PD-L1 Antibody Induces Durable Responses in Patients With Renal Cell Carcinoma

Durable responses were observed in patients with renal cell carcinoma who were treated with the PD-L1 antibody MPDL3280A. Presented by Cho and colleagues at the 2013 ASCO annual meeting (Abstract 4505), this immunotherapy trial was one of few that enrolled patients with non-clear cell histologies; some clinical activity was observed in these patients. As part of a larger dose escalation and dose expansion study, 53 patients with renal cell carcinoma received intravenous MPDL3280A 3 times per week at doses of 10 mg/kg, 15 mg/kg, or 20 mg/kg. Among the renal cell carcinoma patients, 87% had clear cell carcinoma, 7% had papillary carcinoma, and 4% had sarcomatoid histologies. No maximum tolerated dose, dose-limiting toxicities, or treatment-related deaths were observed among renal cell carcinoma patients. Of the 140 patients in the total population who were evaluable for efficacy, the overall response rate (ORR) was 21% (24-week PFS, 45%), with the highest number of therapy responses occurring in patients with lung cancer (n=41; ORR 22%; 24-week PFS, 46%), melanoma (n=38; ORR 29%; 24-week PFS, 43%), and renal cell carcinoma (n=47; ORR 13%; 24-week PFS, 53%). Treatment responses are ongoing.

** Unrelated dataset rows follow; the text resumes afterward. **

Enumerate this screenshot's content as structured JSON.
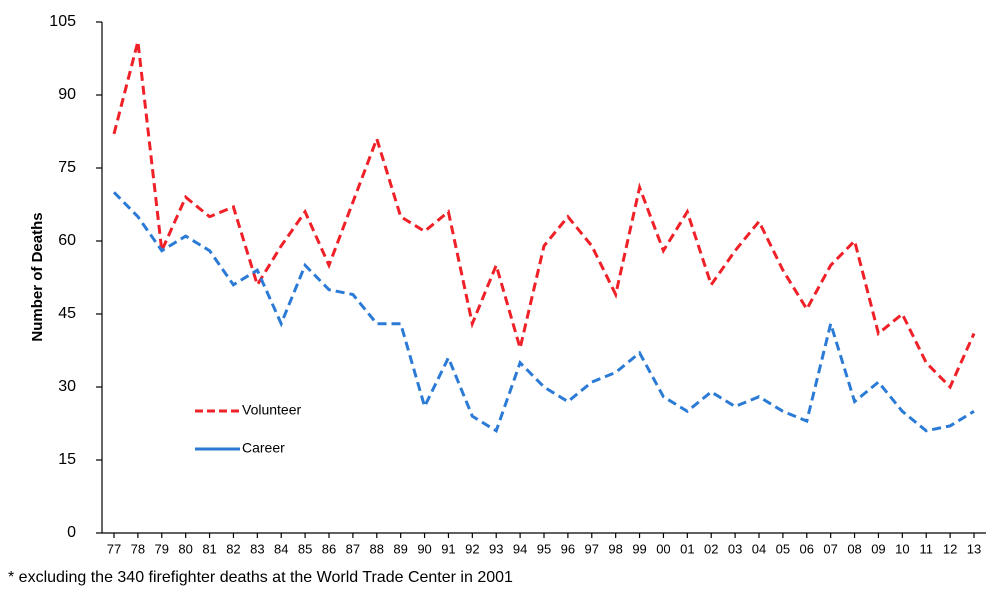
{
  "chart_data": {
    "type": "line",
    "ylabel": "Number of Deaths",
    "note": "* excluding the 340 firefighter deaths at the World Trade Center in 2001",
    "categories": [
      "77",
      "78",
      "79",
      "80",
      "81",
      "82",
      "83",
      "84",
      "85",
      "86",
      "87",
      "88",
      "89",
      "90",
      "91",
      "92",
      "93",
      "94",
      "95",
      "96",
      "97",
      "98",
      "99",
      "00",
      "01",
      "02",
      "03",
      "04",
      "05",
      "06",
      "07",
      "08",
      "09",
      "10",
      "11",
      "12",
      "13"
    ],
    "series": [
      {
        "name": "Volunteer",
        "color": "#ef2027",
        "values": [
          82,
          101,
          58,
          69,
          65,
          67,
          51,
          59,
          66,
          55,
          68,
          81,
          65,
          62,
          66,
          43,
          55,
          38,
          59,
          65,
          59,
          49,
          71,
          58,
          66,
          51,
          58,
          64,
          54,
          46,
          55,
          60,
          41,
          45,
          35,
          30,
          41
        ]
      },
      {
        "name": "Career",
        "color": "#2b7bd6",
        "values": [
          70,
          65,
          58,
          61,
          58,
          51,
          54,
          43,
          55,
          50,
          49,
          43,
          43,
          26,
          36,
          24,
          21,
          35,
          30,
          27,
          31,
          33,
          37,
          28,
          25,
          29,
          26,
          28,
          25,
          23,
          43,
          27,
          31,
          25,
          21,
          22,
          25
        ]
      }
    ],
    "ylim": [
      0,
      105
    ],
    "yticks": [
      0,
      15,
      30,
      45,
      60,
      75,
      90,
      105
    ]
  }
}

Idelalisib Plus Rituximab Produces High Responses and Durable Disease Control in Treatment-Naïve CLL Patients

Combination therapy with idelalisib (GS-1101, Gilead Sciences) and rituximab (Rituxan, Genentech/Biogen Idec) yielded an ORR of 97% in a cohort of 64 older (≥65 years), treatment-naïve patients with chronic lymphocytic leukemia (CLL) or small lymphocytic lymphoma, according to results of a phase II study presented by O’Brien at the 2013 ASCO annual meeting (Abstract 7005). Patients were given idelalisib 150 mg twice daily for 48 weeks and rituximab 375 mg/m2 once weekly for 8 weeks. Complete responses occurred in 19% of patients and partial responses occurred in 78%. The 9 patients with chromosome 17p deletion (del 17p; n=6) or TP53 mutation (n=3)—which have been linked to poor prognosis—all responded to therapy, including 3 patients with a complete response. PFS at 24 months was 93% among all patients, and 100% among patients with TP53 mutation or del 17p. Patients who completed 48 weeks of therapy without progression were allowed to stay on treatment in an extension study. Forty-three patients completed 48 weeks of treatment. There were 21 patients who discontinued treatment owing to adverse events (n=17), death (n=3), or withdrawal of consent (n=1). Of the 40 patients who entered the extension study, 33 remained on treatment as of May 2013. During the primary and extension study, grade 3 diarrhea and/or colitis was reported in 23% of patients, grade 3 or greater pneumonia in 17%, transaminase elevations in 23%, and neutropenia in 28%. Based on these data, researchers are evaluating phase III study designs for idelalisib as part of a frontline treatment regimen in CLL.